Some people’s tumors respond to immunotherapy initially and then relapse. Other patients experience pseudoprogression, where tumors appear to grow before eventually shrinking. And a third group—between 5 percent and 29 percent of patients—experience hyperprogression: immunotherapy actually worsens their tumor growth.

El-Deiry hopes that blocking MDM2, either through gene silencing or the MDM2-inhibiting drug AMG-232, could help people with hyperprogression.

Various studies have found that when cells contain too many copies of the MDM2 gene, or when the MDM2 protein is overexpressed because the gene isn’t being regulated properly, tumor cells tend to grow more quickly and are more resistant to immunotherapy. MDM2 is also associated with higher levels of the tumor-promoting inflammatory protein interleukin-6 (IL-6).

In their study, El-Deiry and his colleagues treated cell lines of MDM2-overexpressing ovarian cancer cells with AMG-232. Their data show the drug allowed immune cells to kill the tumor cells much more efficiently, and reduced levels of IL-6. This suggests that MDM2 inhibitors combined with immunotherapy could enhance its effectiveness, and El-Deiry hopes this will lead to a clinical trial.

The study was published shortly after the launch of the Cancer Center at Brown, which brings together 150 investigators from across the University and affiliated hospitals who are studying basic biology and disease epidemiology, understanding risk factors, and developing therapies.

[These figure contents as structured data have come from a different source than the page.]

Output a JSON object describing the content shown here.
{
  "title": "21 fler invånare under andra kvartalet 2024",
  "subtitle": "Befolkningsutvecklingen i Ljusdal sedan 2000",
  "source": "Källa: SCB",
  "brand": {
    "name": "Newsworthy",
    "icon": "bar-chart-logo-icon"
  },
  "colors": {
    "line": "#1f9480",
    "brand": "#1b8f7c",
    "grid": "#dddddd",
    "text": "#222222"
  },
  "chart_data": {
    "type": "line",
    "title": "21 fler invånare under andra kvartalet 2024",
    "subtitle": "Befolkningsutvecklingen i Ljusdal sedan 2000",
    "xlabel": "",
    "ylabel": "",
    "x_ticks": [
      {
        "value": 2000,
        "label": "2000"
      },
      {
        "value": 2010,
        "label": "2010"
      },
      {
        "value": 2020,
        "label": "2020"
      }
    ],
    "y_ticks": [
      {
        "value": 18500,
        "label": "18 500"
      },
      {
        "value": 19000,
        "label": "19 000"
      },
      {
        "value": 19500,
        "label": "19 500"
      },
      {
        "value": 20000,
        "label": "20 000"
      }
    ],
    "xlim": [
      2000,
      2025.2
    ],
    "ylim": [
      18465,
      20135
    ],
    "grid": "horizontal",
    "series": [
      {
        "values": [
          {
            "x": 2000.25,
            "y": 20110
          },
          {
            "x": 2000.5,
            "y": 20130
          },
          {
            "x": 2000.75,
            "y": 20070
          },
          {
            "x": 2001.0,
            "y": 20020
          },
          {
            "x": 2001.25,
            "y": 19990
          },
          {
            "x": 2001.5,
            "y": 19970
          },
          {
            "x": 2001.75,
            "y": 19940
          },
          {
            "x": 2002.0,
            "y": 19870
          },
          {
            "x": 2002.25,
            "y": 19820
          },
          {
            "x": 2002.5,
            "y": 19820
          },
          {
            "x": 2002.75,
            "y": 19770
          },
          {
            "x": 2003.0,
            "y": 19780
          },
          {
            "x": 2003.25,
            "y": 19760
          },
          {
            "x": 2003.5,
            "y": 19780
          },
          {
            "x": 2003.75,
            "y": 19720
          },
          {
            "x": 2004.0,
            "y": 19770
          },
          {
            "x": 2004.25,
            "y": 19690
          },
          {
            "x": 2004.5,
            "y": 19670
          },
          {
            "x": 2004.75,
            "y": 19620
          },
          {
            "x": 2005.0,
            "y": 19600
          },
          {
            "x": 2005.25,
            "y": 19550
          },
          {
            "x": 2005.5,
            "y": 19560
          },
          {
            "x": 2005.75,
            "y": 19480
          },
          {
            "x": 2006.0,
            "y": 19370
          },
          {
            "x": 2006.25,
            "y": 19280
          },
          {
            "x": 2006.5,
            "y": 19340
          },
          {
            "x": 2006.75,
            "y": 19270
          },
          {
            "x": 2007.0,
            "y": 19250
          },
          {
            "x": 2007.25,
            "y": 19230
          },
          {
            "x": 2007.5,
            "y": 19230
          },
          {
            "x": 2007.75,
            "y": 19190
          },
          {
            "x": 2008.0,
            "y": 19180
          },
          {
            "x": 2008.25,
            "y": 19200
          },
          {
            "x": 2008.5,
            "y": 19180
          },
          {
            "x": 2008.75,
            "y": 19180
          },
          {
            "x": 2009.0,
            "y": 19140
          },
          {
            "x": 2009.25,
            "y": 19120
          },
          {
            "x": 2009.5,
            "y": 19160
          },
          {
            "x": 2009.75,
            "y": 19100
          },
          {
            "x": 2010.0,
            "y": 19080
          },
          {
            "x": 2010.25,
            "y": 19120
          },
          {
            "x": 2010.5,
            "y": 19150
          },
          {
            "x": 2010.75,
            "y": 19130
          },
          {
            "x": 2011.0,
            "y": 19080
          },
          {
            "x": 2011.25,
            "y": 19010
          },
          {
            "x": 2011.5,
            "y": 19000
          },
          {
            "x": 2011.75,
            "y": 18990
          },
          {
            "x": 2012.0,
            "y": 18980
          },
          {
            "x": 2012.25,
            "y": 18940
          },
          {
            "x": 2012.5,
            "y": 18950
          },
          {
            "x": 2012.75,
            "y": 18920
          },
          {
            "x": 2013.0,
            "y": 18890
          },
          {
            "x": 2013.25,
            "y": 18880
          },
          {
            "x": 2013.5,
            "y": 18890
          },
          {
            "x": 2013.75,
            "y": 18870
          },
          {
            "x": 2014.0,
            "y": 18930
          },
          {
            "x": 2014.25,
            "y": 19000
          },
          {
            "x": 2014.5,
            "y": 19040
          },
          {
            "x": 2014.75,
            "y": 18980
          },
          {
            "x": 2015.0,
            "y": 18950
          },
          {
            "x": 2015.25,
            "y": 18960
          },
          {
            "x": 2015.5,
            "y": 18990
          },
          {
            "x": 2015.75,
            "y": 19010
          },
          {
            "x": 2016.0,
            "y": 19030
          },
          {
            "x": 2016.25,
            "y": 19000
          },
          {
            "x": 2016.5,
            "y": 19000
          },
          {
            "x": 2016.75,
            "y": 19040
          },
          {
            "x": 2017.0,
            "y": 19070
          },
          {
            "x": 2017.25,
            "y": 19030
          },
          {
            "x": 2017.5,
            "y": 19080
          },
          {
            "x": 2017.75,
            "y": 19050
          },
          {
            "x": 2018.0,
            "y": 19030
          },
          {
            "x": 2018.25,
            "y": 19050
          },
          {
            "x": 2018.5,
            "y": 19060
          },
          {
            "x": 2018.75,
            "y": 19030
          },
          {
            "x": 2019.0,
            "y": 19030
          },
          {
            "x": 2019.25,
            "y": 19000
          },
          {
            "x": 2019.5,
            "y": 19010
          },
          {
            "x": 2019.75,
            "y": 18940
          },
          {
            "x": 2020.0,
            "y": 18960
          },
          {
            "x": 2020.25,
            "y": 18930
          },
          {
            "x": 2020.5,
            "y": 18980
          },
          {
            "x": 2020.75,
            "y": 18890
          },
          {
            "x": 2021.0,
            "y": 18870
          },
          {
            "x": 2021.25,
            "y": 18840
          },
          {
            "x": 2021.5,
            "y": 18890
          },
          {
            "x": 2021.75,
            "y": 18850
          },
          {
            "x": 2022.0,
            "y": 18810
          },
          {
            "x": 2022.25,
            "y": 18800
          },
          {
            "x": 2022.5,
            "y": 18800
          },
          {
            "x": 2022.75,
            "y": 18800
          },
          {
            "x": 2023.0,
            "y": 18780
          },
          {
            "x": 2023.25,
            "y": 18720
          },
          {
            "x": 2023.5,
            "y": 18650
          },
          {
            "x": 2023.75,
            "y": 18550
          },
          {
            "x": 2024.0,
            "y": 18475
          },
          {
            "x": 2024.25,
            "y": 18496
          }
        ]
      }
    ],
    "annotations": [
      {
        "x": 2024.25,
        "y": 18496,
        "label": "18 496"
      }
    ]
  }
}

The center focuses on cancers with higher rates in Rhode Island, as well as issues of access and affordability. El-Deiry, the center’s inaugural director, wants the center to achieve a National Cancer Institute-Cancer Center Support Grant.

“We are working methodically, in a focused way, toward that,” he says, “collaborating for the benefit of patients.”